With his dramatic weekend actions in Venezuela, President Donald Trump has begun to realize his vision for Latin America and the Western Hemisphere predicted in his recently announced National Security Strategy.

In that document, released last month, the Trump administration said the United States would “affirm and enforce the Trump Corollary of the Monroe Doctrine,” a 21st-century addition to the 19th-century vision of hemispheric relations.

The consequence is a more aggressive posture toward perceived national security threats in the region and a willingness to take military and other coercive action to advance U.S. interests.

Why did we write this

What was behind the arrest of Nicolas Maduro in Venezuela? The Trump administration's hemispheric strategy is reminiscent of Roosevelt's 1904 conclusion to the Monroe Doctrine, which asserted the right of the United States to intervene in Latin American affairs in cases of “chronic wrongdoing.”
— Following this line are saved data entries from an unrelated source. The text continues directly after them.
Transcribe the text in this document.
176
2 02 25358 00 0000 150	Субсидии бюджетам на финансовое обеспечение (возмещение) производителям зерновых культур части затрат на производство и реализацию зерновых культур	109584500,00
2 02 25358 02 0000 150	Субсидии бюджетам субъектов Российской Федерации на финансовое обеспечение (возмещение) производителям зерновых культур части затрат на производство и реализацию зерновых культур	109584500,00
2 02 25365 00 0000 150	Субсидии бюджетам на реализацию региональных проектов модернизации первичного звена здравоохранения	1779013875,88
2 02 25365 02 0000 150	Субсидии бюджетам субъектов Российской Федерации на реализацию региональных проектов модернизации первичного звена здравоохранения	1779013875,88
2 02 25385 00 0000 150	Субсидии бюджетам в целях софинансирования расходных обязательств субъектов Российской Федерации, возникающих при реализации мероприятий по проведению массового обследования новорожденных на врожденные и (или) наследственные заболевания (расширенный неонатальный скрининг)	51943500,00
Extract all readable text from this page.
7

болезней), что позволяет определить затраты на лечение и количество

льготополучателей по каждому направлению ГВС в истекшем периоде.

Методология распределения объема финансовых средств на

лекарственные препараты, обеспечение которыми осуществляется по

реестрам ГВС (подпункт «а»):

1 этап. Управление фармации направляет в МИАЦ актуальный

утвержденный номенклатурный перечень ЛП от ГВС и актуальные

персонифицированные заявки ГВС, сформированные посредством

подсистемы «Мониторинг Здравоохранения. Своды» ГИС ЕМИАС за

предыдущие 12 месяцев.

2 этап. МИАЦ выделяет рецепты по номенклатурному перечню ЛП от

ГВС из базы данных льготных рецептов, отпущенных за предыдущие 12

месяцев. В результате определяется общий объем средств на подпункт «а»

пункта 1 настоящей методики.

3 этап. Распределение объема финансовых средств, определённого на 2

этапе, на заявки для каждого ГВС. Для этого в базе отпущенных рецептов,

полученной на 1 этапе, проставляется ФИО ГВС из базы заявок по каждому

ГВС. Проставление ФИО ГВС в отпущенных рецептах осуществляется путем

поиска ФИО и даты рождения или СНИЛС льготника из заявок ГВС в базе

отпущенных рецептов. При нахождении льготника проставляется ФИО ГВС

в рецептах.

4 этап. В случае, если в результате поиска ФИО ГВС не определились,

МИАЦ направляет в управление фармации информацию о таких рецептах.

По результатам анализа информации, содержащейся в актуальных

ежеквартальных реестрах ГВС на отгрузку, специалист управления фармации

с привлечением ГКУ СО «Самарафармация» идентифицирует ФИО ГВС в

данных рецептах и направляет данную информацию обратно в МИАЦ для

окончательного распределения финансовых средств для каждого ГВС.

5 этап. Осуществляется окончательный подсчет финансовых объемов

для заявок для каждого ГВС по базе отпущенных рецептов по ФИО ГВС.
Saturday's actions – the kidnapping of President Nicolas Maduro in Caracas to face federal drug trafficking charges in the US, as well as the deadly bombings of military installations and some civilian buildings across the country – were written in every sense of the “Trump investigation.”

So are the president's repeated references to Venezuela's oil wealth and claims that U.S. oil companies will return to restart the country's oil production and repay what he says the U.S. owes.

For the administration, the Trump Corollary is a reversal and update of Monroe's policies. Roosevelt Inquest of 1904which asserts the right of the United States to intervene in Latin American affairs in cases of “chronic wrongdoing.”